CS194-26 Project 5: Face Keypoints Detection

Overview

In this project, we learned how to train a model to detect facial keypoints by using pytorch's utility convolutional neural networks. I created networks combined with CNN, Fully Connected layers, and ReLU as activation function.

Part 1: Nose Point Detection

Ground Truth Nose Examples

In this part, I used 4 layers of CNN and 2 layers of FC with ReLU and max pool. First, here're some examples of the ground truth nose point labels presented from the data loader.

Ground Truth Noses (it's kind of hard to see because the points are blue but you will find it if you look closely)


Training and Validation Loss

Here's the graph of training loss vs validation loss. Hyperparameters: learning rate = 0.001, batch size = 32, epoch = 20.

Training loss and validation loss


Hyperparameters Tuning

I then tried different hyperparamters: batch size and learning rate.
Learning Rate


Learning rates of 0.01, 0.001, and 0.0001 and batch size is kept at 32

We can clearly see that a slower learning rate makes the model converge slightly slower.
Batch Size

The batch sizes are 8, 32, and 64 and learning rate is kept at 0.001

We cannot see that much of a different from the graph, but higher batch size trains faster as it uses more parallelism of numpy.

Some Example Cases


Good ones probably because the faces are facing front

Bad ones probably because the faces are side ways

Part 2: full face detection

Example Labels

I used a slightly more complex model and here're some examples of the grund truth labels for the full facial features.

Ground truth examples with data augmentation

Detailed Architecture


The neural networks architectures I used here is 6 layers of CNN with kernel 5 where 4 of them are followed by a max pool of kernel 2, and all of them are followed by a ReLU activation. Then, I have 3 layers of FC where only the last layer does not have ReLU activation (output layer).
I also used data augmentation such as random crop to give the images more variety.

Training and Validation Loss


Training and Validation loss where lr = 0.001 and batch size = 32

Some Example Cases


Some good predictions

Bad predictions, I think probably because they're sideways and their facial features are not as prominent

Visualize the Training Filters

We can graph the training filters to visualize them.

Training Filters Visualized

Part 3: Larger Dataset

In this part I trained my neural network on a larger dataset, namely, a dataset of 6666 images along with 68 keypoints per image. I submitted my test predictions on kaggle and my user name is Mitchell Ding. I divided the dataset into 80/20 as training and validation set. Specifically, 5300 images for training and 1366 images for validation.

Detailed Architecture

I used the pretained network ResNet18 and modified its input and output layer to match our image dimensions. I started with its pretained weights, and then trained for 10 epoch on the dataset.

Training and Validation Loss



Training and Validation Loss with lr = 0.001 and batch_size = 128

Results on validation set

Here're some predictions that I made on the validation set.
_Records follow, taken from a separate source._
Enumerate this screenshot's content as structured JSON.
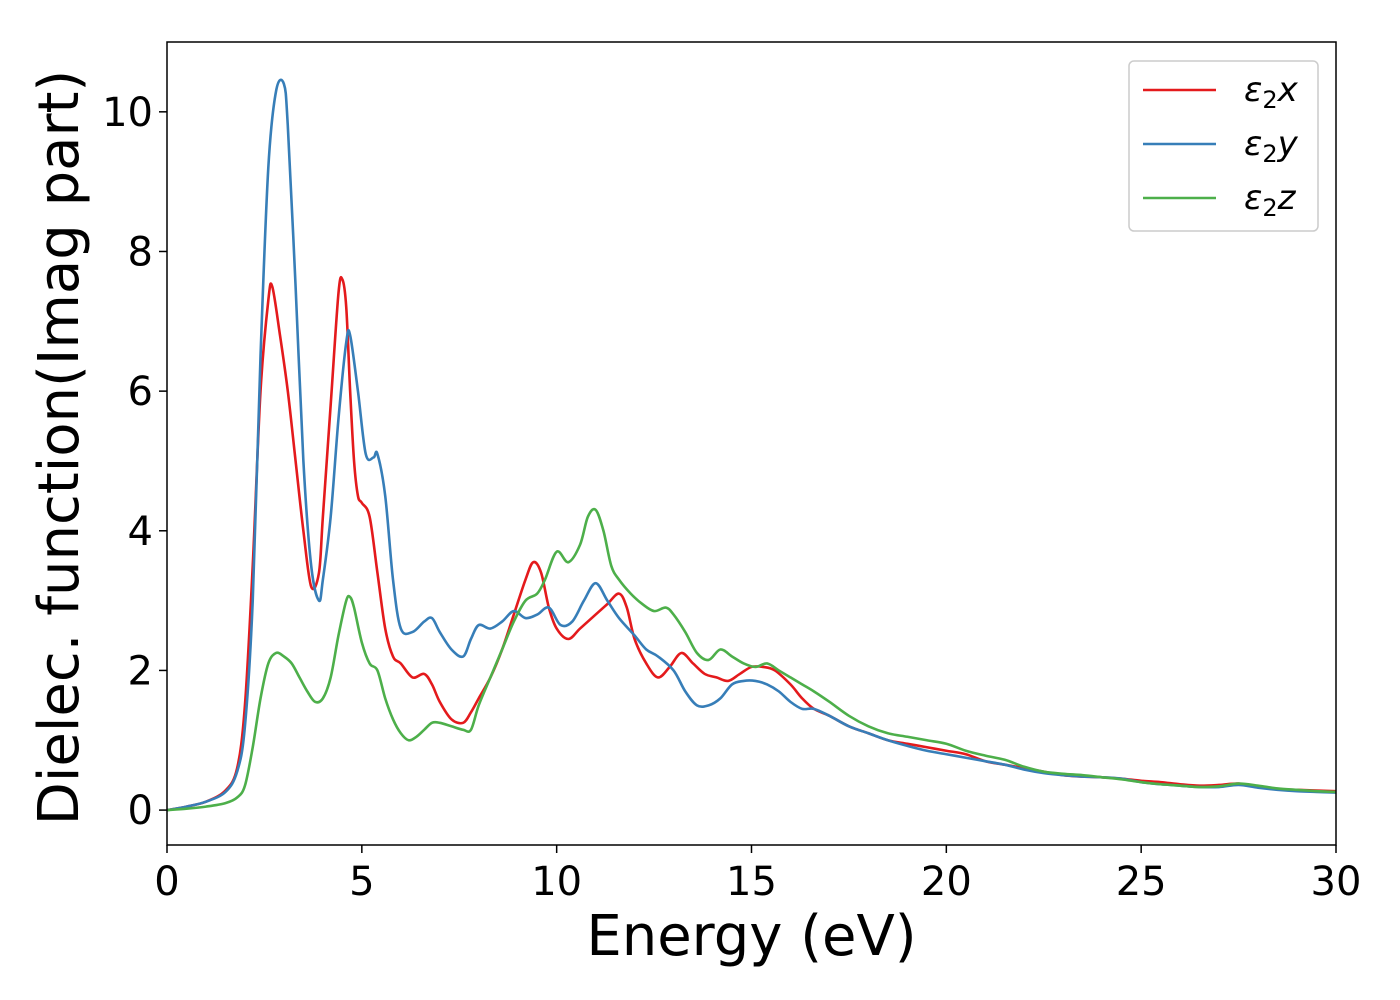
{
  "chart_data": {
    "type": "line",
    "title": "",
    "xlabel": "Energy (eV)",
    "ylabel": "Dielec. function(Imag part)",
    "xlim": [
      0,
      30
    ],
    "ylim": [
      -0.5,
      11
    ],
    "xticks": [
      0,
      5,
      10,
      15,
      20,
      25,
      30
    ],
    "yticks": [
      0,
      2,
      4,
      6,
      8,
      10
    ],
    "grid": false,
    "legend_position": "top-right",
    "series": [
      {
        "name": "ε₂x",
        "legend_main": "ε",
        "legend_sub": "2",
        "legend_suffix": "x",
        "color": "#e41a1c",
        "x": [
          0,
          0.5,
          1.0,
          1.5,
          1.8,
          2.0,
          2.2,
          2.4,
          2.6,
          2.7,
          2.9,
          3.1,
          3.3,
          3.5,
          3.7,
          3.9,
          4.0,
          4.2,
          4.4,
          4.5,
          4.6,
          4.7,
          4.8,
          4.9,
          5.0,
          5.2,
          5.4,
          5.6,
          5.8,
          6.0,
          6.3,
          6.6,
          6.8,
          7.0,
          7.3,
          7.6,
          7.8,
          8.0,
          8.3,
          8.6,
          8.9,
          9.2,
          9.4,
          9.6,
          9.8,
          10.0,
          10.3,
          10.6,
          11.0,
          11.3,
          11.6,
          11.8,
          12.0,
          12.3,
          12.6,
          12.9,
          13.2,
          13.5,
          13.8,
          14.1,
          14.4,
          14.7,
          15.0,
          15.3,
          15.6,
          16.0,
          16.3,
          16.6,
          17.0,
          17.5,
          18.0,
          18.5,
          19.0,
          19.5,
          20.0,
          20.5,
          21.0,
          21.5,
          22.0,
          22.5,
          23.0,
          23.5,
          24.0,
          24.5,
          25.0,
          25.5,
          26.0,
          26.5,
          27.0,
          27.5,
          28.0,
          28.5,
          29.0,
          29.5,
          30.0
        ],
        "y": [
          0,
          0.05,
          0.12,
          0.28,
          0.6,
          1.5,
          3.5,
          6.0,
          7.3,
          7.5,
          6.8,
          6.0,
          5.0,
          4.0,
          3.2,
          3.4,
          4.2,
          5.8,
          7.4,
          7.6,
          7.2,
          6.0,
          5.0,
          4.5,
          4.4,
          4.2,
          3.4,
          2.6,
          2.2,
          2.1,
          1.9,
          1.95,
          1.8,
          1.55,
          1.3,
          1.25,
          1.4,
          1.6,
          1.9,
          2.3,
          2.8,
          3.3,
          3.55,
          3.4,
          2.9,
          2.6,
          2.45,
          2.6,
          2.8,
          2.95,
          3.1,
          2.9,
          2.45,
          2.1,
          1.9,
          2.05,
          2.25,
          2.1,
          1.95,
          1.9,
          1.85,
          1.95,
          2.05,
          2.05,
          2.0,
          1.8,
          1.6,
          1.45,
          1.35,
          1.2,
          1.1,
          1.0,
          0.95,
          0.9,
          0.85,
          0.8,
          0.7,
          0.65,
          0.6,
          0.55,
          0.5,
          0.48,
          0.47,
          0.45,
          0.42,
          0.4,
          0.37,
          0.35,
          0.36,
          0.38,
          0.33,
          0.3,
          0.29,
          0.28,
          0.27
        ]
      },
      {
        "name": "ε₂y",
        "legend_main": "ε",
        "legend_sub": "2",
        "legend_suffix": "y",
        "color": "#377eb8",
        "x": [
          0,
          0.5,
          1.0,
          1.5,
          1.8,
          2.0,
          2.2,
          2.4,
          2.6,
          2.8,
          3.0,
          3.1,
          3.3,
          3.5,
          3.7,
          3.9,
          4.0,
          4.2,
          4.4,
          4.6,
          4.7,
          4.9,
          5.1,
          5.3,
          5.4,
          5.6,
          5.8,
          6.0,
          6.3,
          6.6,
          6.8,
          7.0,
          7.3,
          7.6,
          7.8,
          8.0,
          8.3,
          8.6,
          8.9,
          9.2,
          9.5,
          9.8,
          10.1,
          10.4,
          10.7,
          11.0,
          11.3,
          11.6,
          12.0,
          12.3,
          12.6,
          13.0,
          13.3,
          13.6,
          13.9,
          14.2,
          14.5,
          14.8,
          15.1,
          15.4,
          15.7,
          16.0,
          16.3,
          16.6,
          17.0,
          17.5,
          18.0,
          18.5,
          19.0,
          19.5,
          20.0,
          20.5,
          21.0,
          21.5,
          22.0,
          22.5,
          23.0,
          23.5,
          24.0,
          24.5,
          25.0,
          25.5,
          26.0,
          26.5,
          27.0,
          27.5,
          28.0,
          28.5,
          29.0,
          29.5,
          30.0
        ],
        "y": [
          0,
          0.05,
          0.12,
          0.26,
          0.55,
          1.2,
          3.0,
          6.5,
          9.2,
          10.3,
          10.4,
          9.8,
          7.5,
          5.0,
          3.5,
          3.0,
          3.3,
          4.2,
          5.6,
          6.7,
          6.8,
          6.0,
          5.1,
          5.05,
          5.1,
          4.5,
          3.3,
          2.6,
          2.55,
          2.7,
          2.75,
          2.55,
          2.3,
          2.2,
          2.45,
          2.65,
          2.6,
          2.7,
          2.85,
          2.75,
          2.8,
          2.9,
          2.65,
          2.7,
          3.0,
          3.25,
          3.0,
          2.75,
          2.5,
          2.3,
          2.2,
          2.0,
          1.7,
          1.5,
          1.5,
          1.6,
          1.8,
          1.85,
          1.85,
          1.8,
          1.7,
          1.55,
          1.45,
          1.45,
          1.35,
          1.2,
          1.1,
          1.0,
          0.92,
          0.85,
          0.8,
          0.75,
          0.7,
          0.65,
          0.58,
          0.53,
          0.5,
          0.48,
          0.47,
          0.45,
          0.4,
          0.37,
          0.35,
          0.33,
          0.33,
          0.36,
          0.32,
          0.29,
          0.27,
          0.26,
          0.25
        ]
      },
      {
        "name": "ε₂z",
        "legend_main": "ε",
        "legend_sub": "2",
        "legend_suffix": "z",
        "color": "#4daf4a",
        "x": [
          0,
          0.5,
          1.0,
          1.5,
          1.8,
          2.0,
          2.2,
          2.4,
          2.6,
          2.8,
          3.0,
          3.2,
          3.4,
          3.6,
          3.8,
          4.0,
          4.2,
          4.4,
          4.6,
          4.7,
          4.8,
          5.0,
          5.2,
          5.4,
          5.6,
          5.8,
          6.0,
          6.2,
          6.4,
          6.6,
          6.8,
          7.0,
          7.3,
          7.6,
          7.8,
          8.0,
          8.3,
          8.6,
          8.9,
          9.2,
          9.5,
          9.7,
          10.0,
          10.3,
          10.6,
          10.8,
          11.0,
          11.2,
          11.4,
          11.6,
          11.9,
          12.2,
          12.5,
          12.8,
          13.0,
          13.3,
          13.6,
          13.9,
          14.2,
          14.5,
          14.8,
          15.1,
          15.4,
          15.7,
          16.0,
          16.3,
          16.6,
          17.0,
          17.5,
          18.0,
          18.5,
          19.0,
          19.5,
          20.0,
          20.5,
          21.0,
          21.5,
          22.0,
          22.5,
          23.0,
          23.5,
          24.0,
          24.5,
          25.0,
          25.5,
          26.0,
          26.5,
          27.0,
          27.5,
          28.0,
          28.5,
          29.0,
          29.5,
          30.0
        ],
        "y": [
          0,
          0.02,
          0.05,
          0.1,
          0.18,
          0.35,
          0.9,
          1.6,
          2.1,
          2.25,
          2.2,
          2.1,
          1.9,
          1.7,
          1.55,
          1.6,
          1.9,
          2.5,
          3.0,
          3.05,
          2.9,
          2.4,
          2.1,
          2.0,
          1.6,
          1.3,
          1.1,
          1.0,
          1.05,
          1.15,
          1.25,
          1.25,
          1.2,
          1.15,
          1.15,
          1.5,
          1.9,
          2.3,
          2.7,
          3.0,
          3.1,
          3.3,
          3.7,
          3.55,
          3.8,
          4.2,
          4.3,
          4.0,
          3.5,
          3.3,
          3.1,
          2.95,
          2.85,
          2.9,
          2.8,
          2.55,
          2.25,
          2.15,
          2.3,
          2.2,
          2.1,
          2.05,
          2.1,
          2.0,
          1.9,
          1.8,
          1.7,
          1.55,
          1.35,
          1.2,
          1.1,
          1.05,
          1.0,
          0.95,
          0.85,
          0.78,
          0.72,
          0.62,
          0.55,
          0.52,
          0.5,
          0.47,
          0.44,
          0.4,
          0.37,
          0.35,
          0.33,
          0.34,
          0.38,
          0.35,
          0.31,
          0.29,
          0.27,
          0.26
        ]
      }
    ]
  }
}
These are pretty good predictions.

This one is relatively worse, but still better than what we did in part2, because we have more data now.

Results on test set


Some predictions made on the test set

My own photos


My own photos


Keypoints my model detected on my own photos. We can see that the middle picture was much better than the other two. I suspect it's because the dataset that I trained the model has predominatly white face and thus it doesn't do a good job detecting east asian faces.